Last week, a UN official in Geneva said that around 35,000 people are reported to have been displaced from just two villages on the southwestern outskirts of Aleppo city.

The civil war, in its fifth year, has killed more than 250,000 people and displaced half of Syria's prewar population of 23 million.

Russia began conducting airstrikes in Syria on Sept.30, saying it aims to help the government defeat the IS group and other "terrorists." But many of the strikes have targeted Syrian rebels in areas where the extremist group is not present and have hit civilians.

The Syrian National Coalition, the main Western-backed opposition group, said Monday that indiscriminate Russian aerial attacks are now the leading killer of civilians.

Najib Ghadbian, the coalition's UN representative, said Russia's intervention in Syria is facilitating President Bashar Assad's "war on civilians" and elimination of moderate opposition forces -- contrary to Moscow's claim that its campaign is aimed at countering terrorist extremist groups.

Ghadbian said in a letter to the UN Security Council that Russia has carried out more than 297 airstrikes since initiating its campaign on Sept. 30.

According to data from Syrian Civil Defence rescue workers, he said, more than 436 civilians have been killed since then and "more than half of these civilian deaths are directly attributable to Russian airstrikes."

The new violence has also heightened the tempo of diplomacy.
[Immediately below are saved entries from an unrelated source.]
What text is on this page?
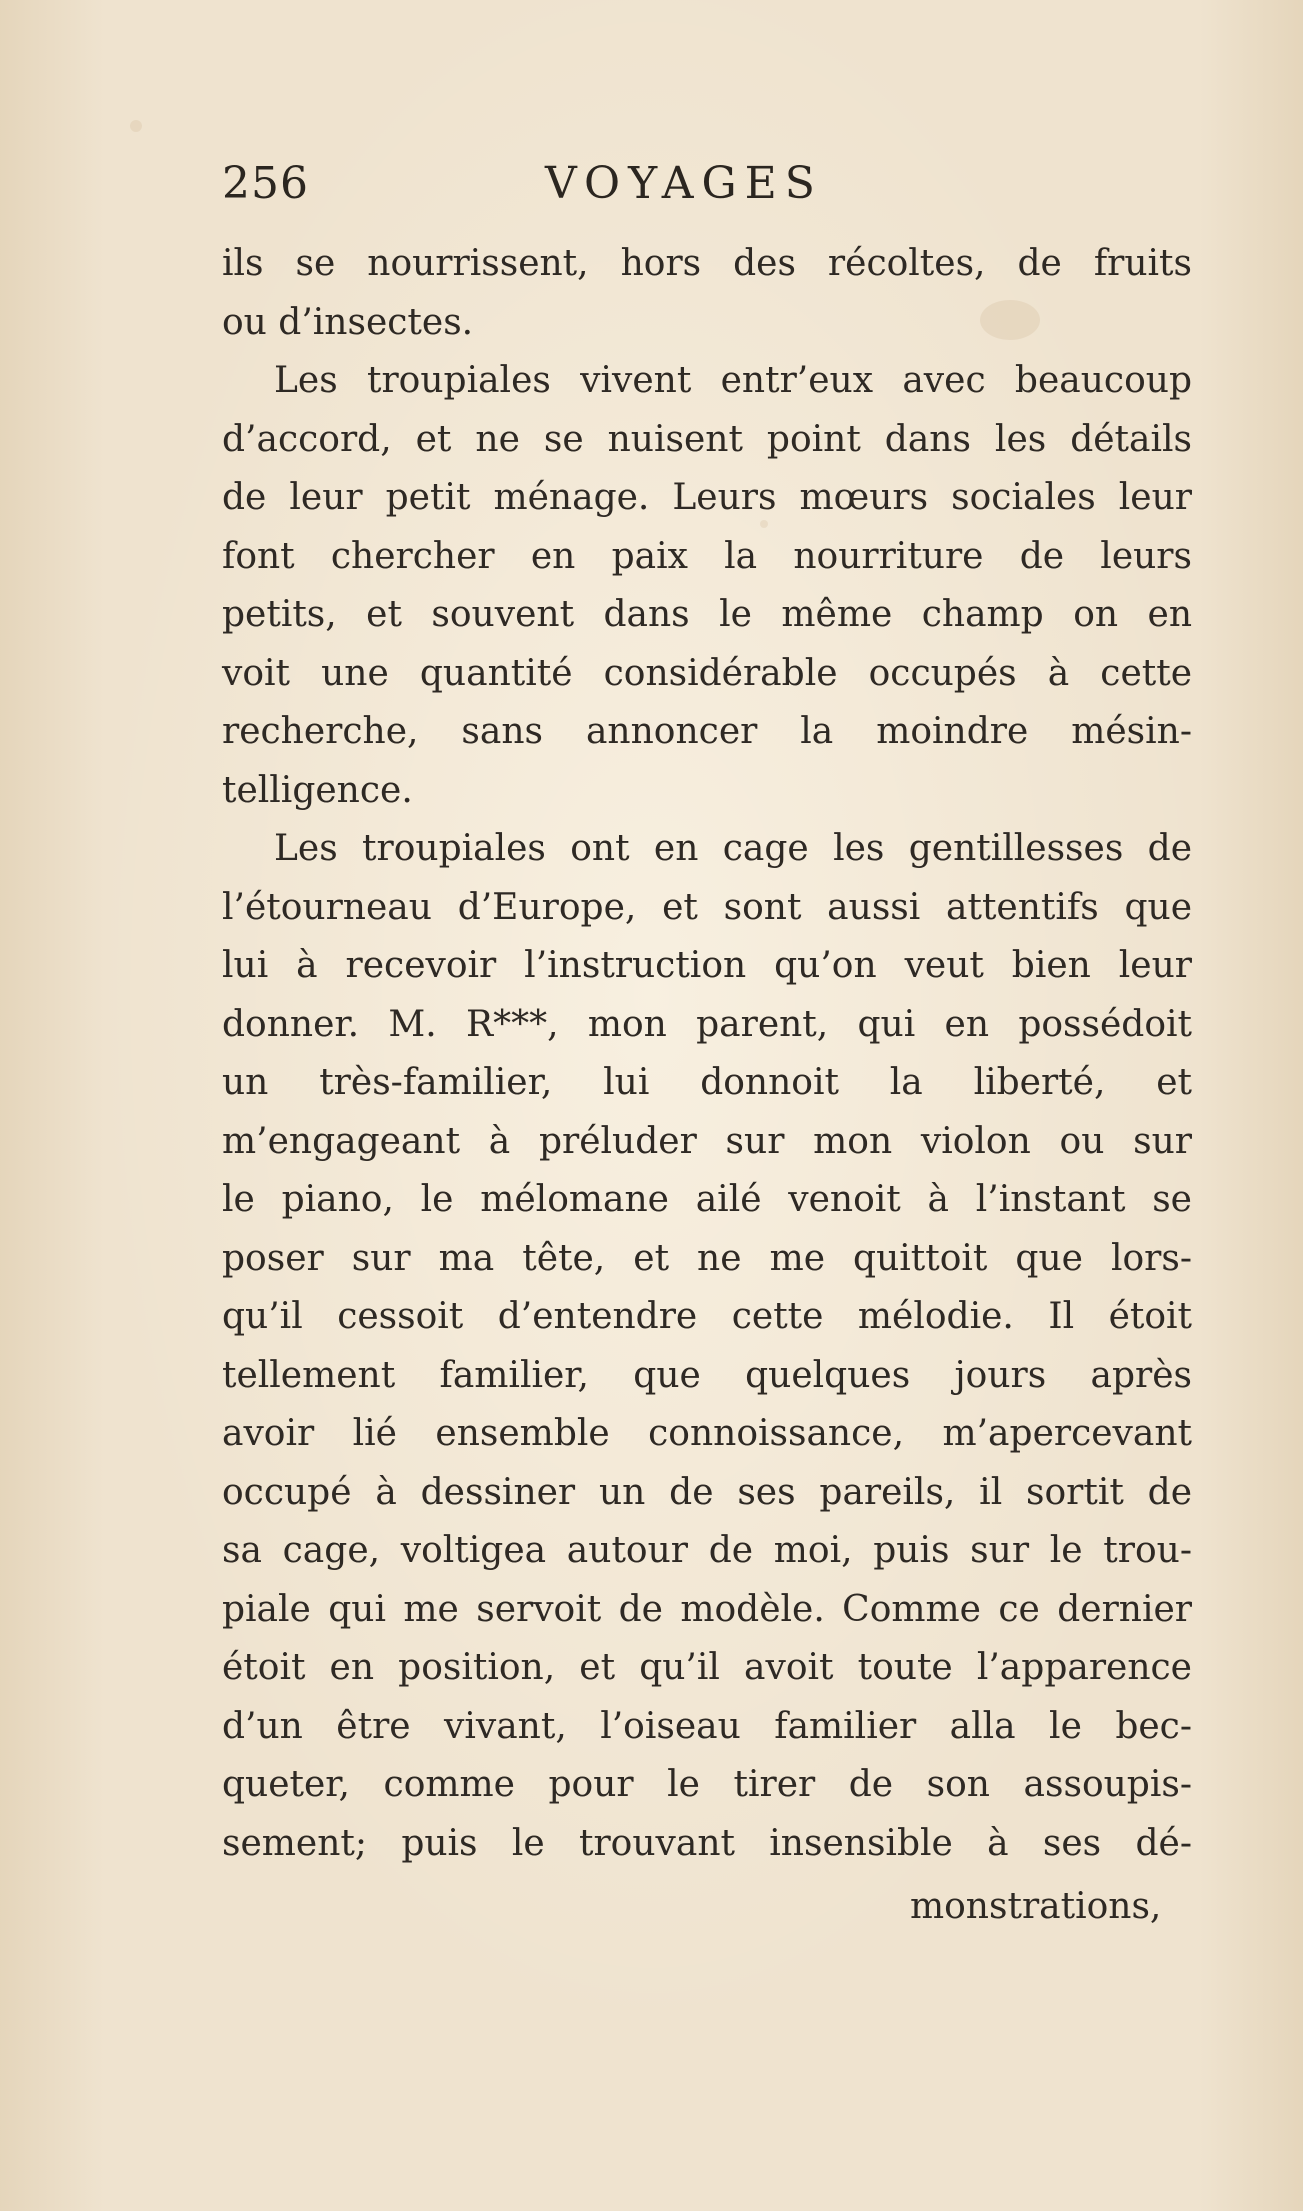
256	VOYAGES
ils se nourrissent, hors des récoltes, de fruits
ou d’insectes.
Les troupiales vivent entr’eux avec beaucoup
d’accord, et ne se nuisent point dans les détails
de leur petit ménage. Leurs mœurs sociales leur
font chercher en paix la nourriture de leurs
petits, et souvent dans le même champ on en
voit une quantité considérable occupés à cette
recherche, sans annoncer la moindre mésin-
telligence.
Les troupiales ont en cage les gentillesses de
l’étourneau d’Europe, et sont aussi attentifs que
lui à recevoir l’instruction qu’on veut bien leur
donner. M. R***, mon parent, qui en possédoit
un très-familier, lui donnoit la liberté, et
m’engageant à préluder sur mon violon ou sur
le piano, le mélomane ailé venoit à l’instant se
poser sur ma tête, et ne me quittoit que lors-
qu’il cessoit d’entendre cette mélodie. Il étoit
tellement familier, que quelques jours après
avoir lié ensemble connoissance, m’apercevant
occupé à dessiner un de ses pareils, il sortit de
sa cage, voltigea autour de moi, puis sur le trou-
piale qui me servoit de modèle. Comme ce dernier
étoit en position, et qu’il avoit toute l’apparence
d’un être vivant, l’oiseau familier alla le bec-
queter, comme pour le tirer de son assoupis-
sement; puis le trouvant insensible à ses dé-
monstrations,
Russian Foreign Minister Sergey Lavrov met last week with his American, Saudi and Turkish counterparts in Vienna to exchange ideas over an end to the conflict in Syria. Another meeting is expected this Friday.
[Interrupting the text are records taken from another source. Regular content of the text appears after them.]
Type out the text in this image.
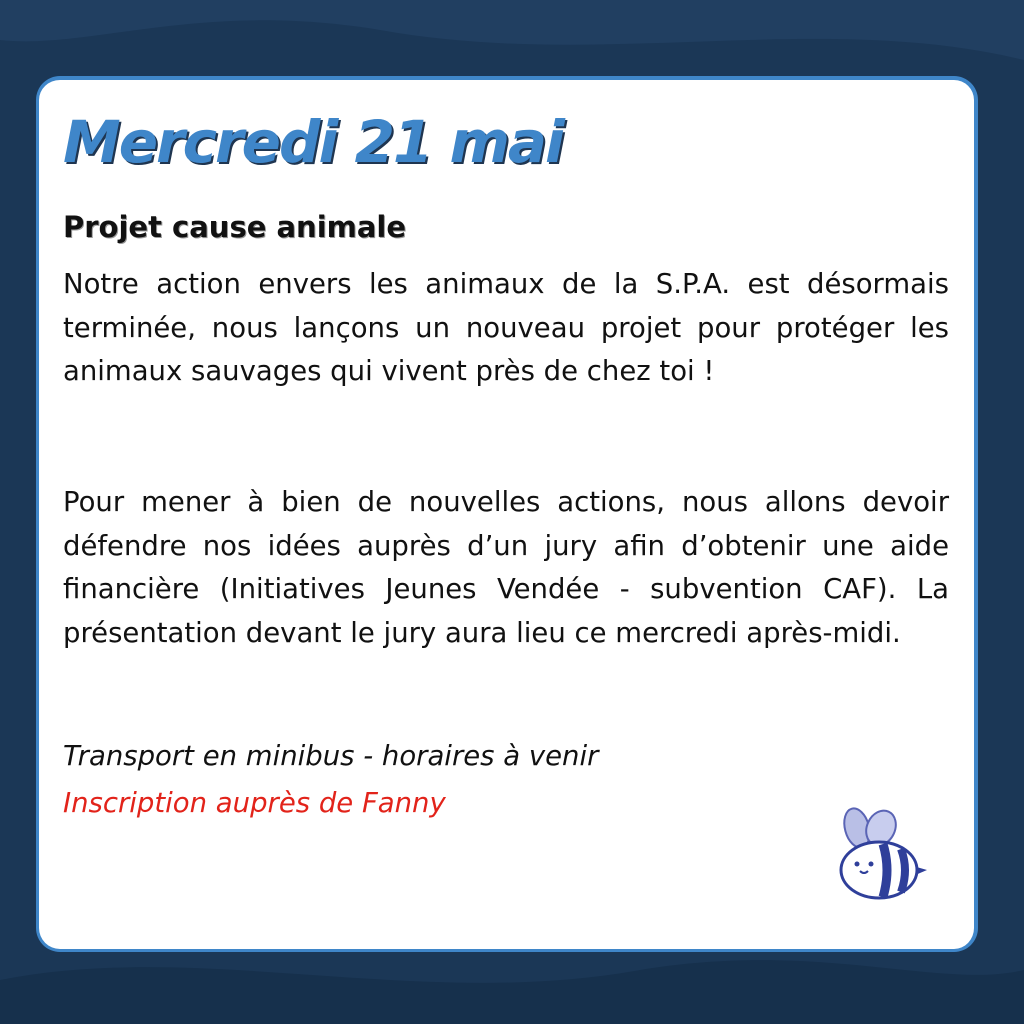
Mercredi 21 mai
Projet cause animale

Notre action envers les animaux de la S.P.A. est désormais terminée, nous lançons un nouveau projet pour protéger les animaux sauvages qui vivent près de chez toi !

Pour mener à bien de nouvelles actions, nous allons devoir défendre nos idées auprès d’un jury afin d’obtenir une aide financière (Initiatives Jeunes Vendée - subvention CAF). La présentation devant le jury aura lieu ce mercredi après-midi.

Transport en minibus - horaires à venir

Inscription auprès de Fanny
In a rare trip, President Bashar Assad himself travelled to Moscow last week, in his first visit out of the country since the war began in 2011.

On Monday, Assad met the visiting foreign minister of Oman. After the meeting, the Syrian presidency's Facebook page said Assad thanked Oman for its efforts to help the Syrians "realize their aspirations in a way that will put an end to their suffering from terrorism and maintain the country's sovereignty and territorial integrity."

Oman had previously been reported as attempting to broker a meeting between officials from Syria, Iran and arch-rival Saudi Arabia.